1. The debtor of the thing cannot compel the creditor to accept a different one although the latter maybe of the same value as, or more valuable than that which is due.
2. In obligations to do or not to do, an act or forbearance cannot be substituted by another act or forbearance against the obligee’s will.
3. In obligations to give a generic thing whose quality and circumstances have not been stated, the debtor cannot deliver a thing of inferior quality.
4. In monetary obligations, the payment must be in the legal tender although the parties may stipulate that payment may be made in currency other than Philippine legal tender at the time of payment.
b. Fulfillment of the obligation must be complete.
Exceptions:
1. If the obligation has been substantially performed in good faith.

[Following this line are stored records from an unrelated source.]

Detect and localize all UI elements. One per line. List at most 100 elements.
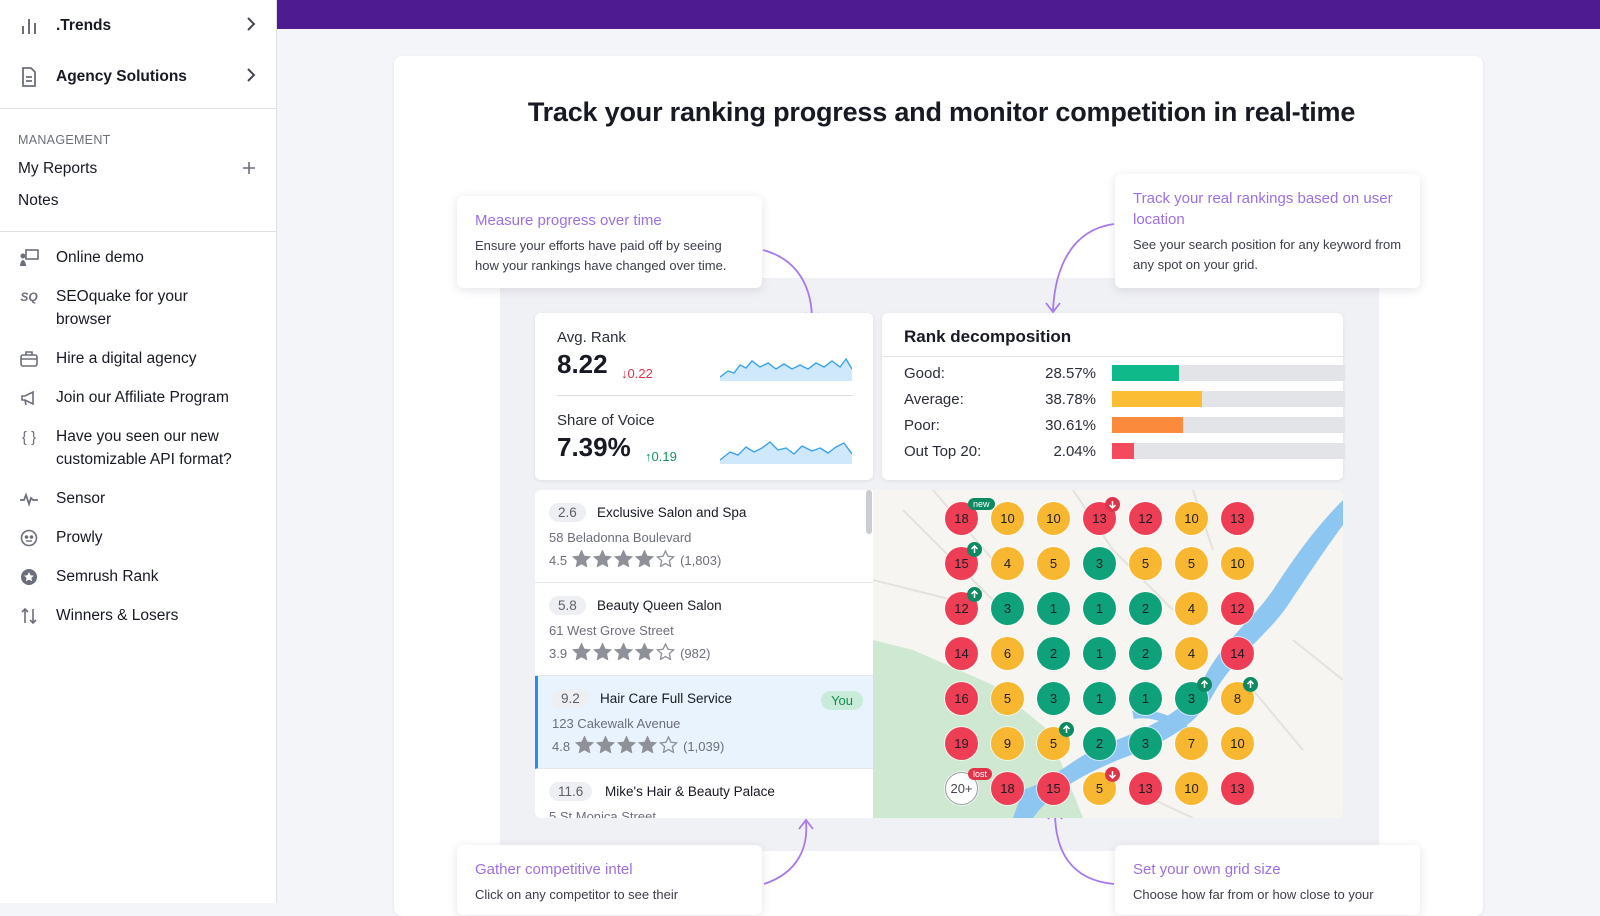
rank-dot[interactable]: 5	[991, 682, 1024, 715]
rank-dot[interactable]: 2	[1083, 727, 1116, 760]
rank-dot[interactable]: 16	[945, 682, 978, 715]
star-icon	[593, 550, 612, 570]
share-voice-delta: ↑0.19	[645, 449, 677, 464]
star-icon	[659, 736, 678, 756]
rank-grid-map[interactable]: 1810101312101315453551012311241214621241…	[873, 490, 1343, 818]
competitor-rating: 4.5 (1,803)	[549, 550, 721, 570]
rank-row-track	[1112, 443, 1345, 459]
star-icon	[572, 643, 591, 663]
rank-dot[interactable]: 4	[1175, 637, 1208, 670]
panel-divider	[882, 356, 1343, 357]
avg-rank-value: 8.22	[557, 349, 608, 380]
rank-dot[interactable]: 1	[1037, 592, 1070, 625]
competitor-item[interactable]: 9.2Hair Care Full Service123 Cakewalk Av…	[535, 676, 873, 769]
rank-dot[interactable]: 19	[945, 727, 978, 760]
arrow-down-icon	[1105, 497, 1120, 512]
rank-row-label: Out Top 20:	[904, 443, 1016, 460]
avg-rank-sparkline	[720, 355, 852, 381]
metrics-panel: Avg. Rank 8.22 ↓0.22 Share of Voice 7.39…	[535, 313, 873, 480]
competitor-name: Hair Care Full Service	[600, 691, 732, 706]
rank-dot[interactable]: 18	[991, 772, 1024, 805]
rank-dot[interactable]: 3	[1129, 727, 1162, 760]
rank-row: Good:28.57%	[904, 363, 1345, 383]
competitor-address: 123 Cakewalk Avenue	[552, 716, 680, 731]
star-icon	[593, 643, 612, 663]
star-icon	[656, 643, 675, 663]
rank-dot[interactable]: 14	[945, 637, 978, 670]
rank-dot[interactable]: 14	[1221, 637, 1254, 670]
rank-decomposition-panel: Rank decomposition Good:28.57% Average:38…	[882, 313, 1343, 480]
rank-dot[interactable]: 10	[1037, 502, 1070, 535]
rank-dot[interactable]: 10	[991, 502, 1024, 535]
competitor-rank: 5.8	[549, 596, 586, 615]
rank-dot[interactable]: 7	[1175, 727, 1208, 760]
rank-dot[interactable]: 6	[991, 637, 1024, 670]
avg-rank-label: Avg. Rank	[557, 329, 626, 346]
rank-dot[interactable]: 3	[991, 592, 1024, 625]
competitor-rank: 2.6	[549, 503, 586, 522]
rank-dot[interactable]: 10	[1221, 727, 1254, 760]
rank-dot[interactable]: 2	[1037, 637, 1070, 670]
rank-dot[interactable]: 5	[1037, 547, 1070, 580]
rank-dot[interactable]: 1	[1083, 637, 1116, 670]
star-icon	[572, 550, 591, 570]
new-tag: new	[968, 498, 995, 510]
competitor-item[interactable]: 2.6Exclusive Salon and Spa58 Beladonna B…	[535, 490, 873, 583]
star-icon	[656, 550, 675, 570]
rank-dot[interactable]: 1	[1083, 682, 1116, 715]
share-voice-sparkline	[720, 438, 852, 464]
rank-dot[interactable]: 10	[1175, 772, 1208, 805]
metric-divider	[557, 395, 853, 396]
rank-dot[interactable]: 3	[1037, 682, 1070, 715]
competitor-item[interactable]: 5.8 Beauty Queen Salon 61 West Grove Stree…	[535, 583, 873, 676]
rank-dot[interactable]: 2	[1129, 592, 1162, 625]
rank-row-value: 38.78%	[1016, 391, 1096, 408]
rank-dot[interactable]: 13	[1221, 772, 1254, 805]
rating-value: 4.5	[549, 553, 567, 568]
rank-dot[interactable]: 1	[1083, 592, 1116, 625]
rank-dot[interactable]: 1	[1129, 682, 1162, 715]
rank-row-label: Average:	[904, 391, 1016, 408]
rank-row: Poor:30.61%	[904, 415, 1345, 435]
rank-row: Out Top 20:2.04%	[904, 441, 1345, 461]
rank-dot[interactable]: 9	[991, 727, 1024, 760]
list-scrollbar[interactable]	[866, 490, 872, 534]
star-icon	[614, 643, 633, 663]
star-icon	[635, 643, 654, 663]
star-icon	[614, 550, 633, 570]
competitor-item[interactable]: 11.6Mike's Hair & Beauty Palace5 St Moni…	[535, 769, 873, 818]
competitor-name: Beauty Queen Salon	[597, 598, 722, 613]
rank-dot[interactable]: 13	[1129, 772, 1162, 805]
rank-dot[interactable]: 4	[991, 547, 1024, 580]
rank-row-label: Poor:	[904, 417, 1016, 434]
rank-decomposition-title: Rank decomposition	[904, 327, 1071, 347]
competitor-rank: 11.6	[549, 782, 592, 801]
competitor-rating: 4.8(1,039)	[552, 736, 724, 756]
star-icon	[638, 736, 657, 756]
rank-row-label: Good:	[904, 365, 1016, 382]
review-count: (1,039)	[683, 739, 724, 754]
rank-dot[interactable]: 3	[1083, 547, 1116, 580]
arrow-up-icon	[1197, 677, 1212, 692]
rank-dot[interactable]: 12	[1129, 502, 1162, 535]
rank-dot[interactable]: 10	[1175, 502, 1208, 535]
rank-row-fill	[1112, 443, 1134, 459]
you-badge: You	[821, 691, 863, 710]
rank-dot[interactable]: 5	[1175, 547, 1208, 580]
arrow-up-icon	[1243, 677, 1258, 692]
review-count: (1,803)	[680, 553, 721, 568]
competitor-list[interactable]: 2.6Exclusive Salon and Spa58 Beladonna B…	[535, 490, 873, 818]
rank-dot[interactable]: 4	[1175, 592, 1208, 625]
star-icon	[575, 736, 594, 756]
rank-dot[interactable]: 10	[1221, 547, 1254, 580]
rank-dot[interactable]: 2	[1129, 637, 1162, 670]
rank-row-fill	[1112, 365, 1179, 381]
competitor-name: Mike's Hair & Beauty Palace	[605, 784, 775, 799]
rank-dot[interactable]: 13	[1221, 502, 1254, 535]
rank-dot[interactable]: 12	[1221, 592, 1254, 625]
rank-dot[interactable]: 15	[1037, 772, 1070, 805]
arrow-up-icon	[967, 587, 982, 602]
competitor-address: 61 West Grove Street	[549, 623, 674, 638]
share-voice-value: 7.39%	[557, 432, 631, 463]
rank-dot[interactable]: 5	[1129, 547, 1162, 580]
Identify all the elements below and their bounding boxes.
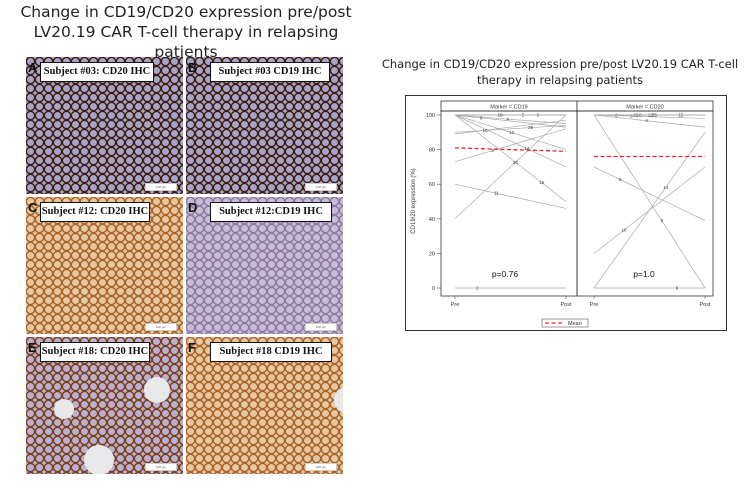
ihc-panel-c: C Subject #12: CD20 IHC 100 µm: [26, 197, 183, 334]
p-value-annotation: p=1.0: [633, 269, 655, 279]
subject-id-label: 25: [528, 125, 534, 130]
subject-line: [454, 183, 567, 209]
panel-label: Subject #03: CD20 IHC: [40, 62, 154, 82]
panel-label: Subject #18 CD19 IHC: [210, 342, 332, 362]
spaghetti-plot: CD19/20 expression (%) 0 20 40 60 80 100 Marker…: [411, 100, 714, 328]
subject-id-label: 9: [619, 177, 622, 182]
subject-line: [593, 166, 706, 221]
figure-title: Change in CD19/CD20 expression pre/post …: [0, 2, 372, 62]
ihc-image-grid: A Subject #03: CD20 IHC 100 µm B Subject #03…: [26, 57, 344, 474]
panel-letter: E: [28, 340, 37, 355]
mean-line: [454, 147, 567, 152]
subject-line: [454, 114, 567, 202]
subject-id-label: 5: [661, 218, 664, 223]
subject-id-label: 20: [513, 160, 519, 165]
figure-title-line2: LV20.19 CAR T-cell therapy in relapsing …: [33, 23, 339, 61]
panel-plot-area: [576, 110, 714, 297]
subject-id-label: 9: [480, 115, 483, 120]
subject-line: [454, 114, 567, 128]
panel-letter: A: [28, 60, 38, 75]
chart-title: Change in CD19/CD20 expression pre/post …: [376, 56, 744, 88]
panel-label: Subject #12:CD19 IHC: [210, 202, 332, 222]
x-tick-label: Pre: [590, 302, 599, 308]
x-tick-label: Post: [699, 302, 710, 308]
subject-id-label: 11: [494, 191, 499, 196]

2. When the obligee accepts the performance knowing its incompleteness or irregularity, and without expressing any protest or objection.
Substantial performance in good faith
If the obligation has been substantially performed in good faith, it is considered as though there had been strict and complete fulfillment. The debtor is allowed to recover from the creditor less damages suffered by the latter.
Requisites:
1. There must be a substantial performance.
2. The obligor must be in good faith.
Acceptance of incomplete or irregular payment
If the obligee accepts the payment knowing that it is incomplete or irregular and without expressing any protest, the obligation is considered fulfilled and the whole debt is extinguished.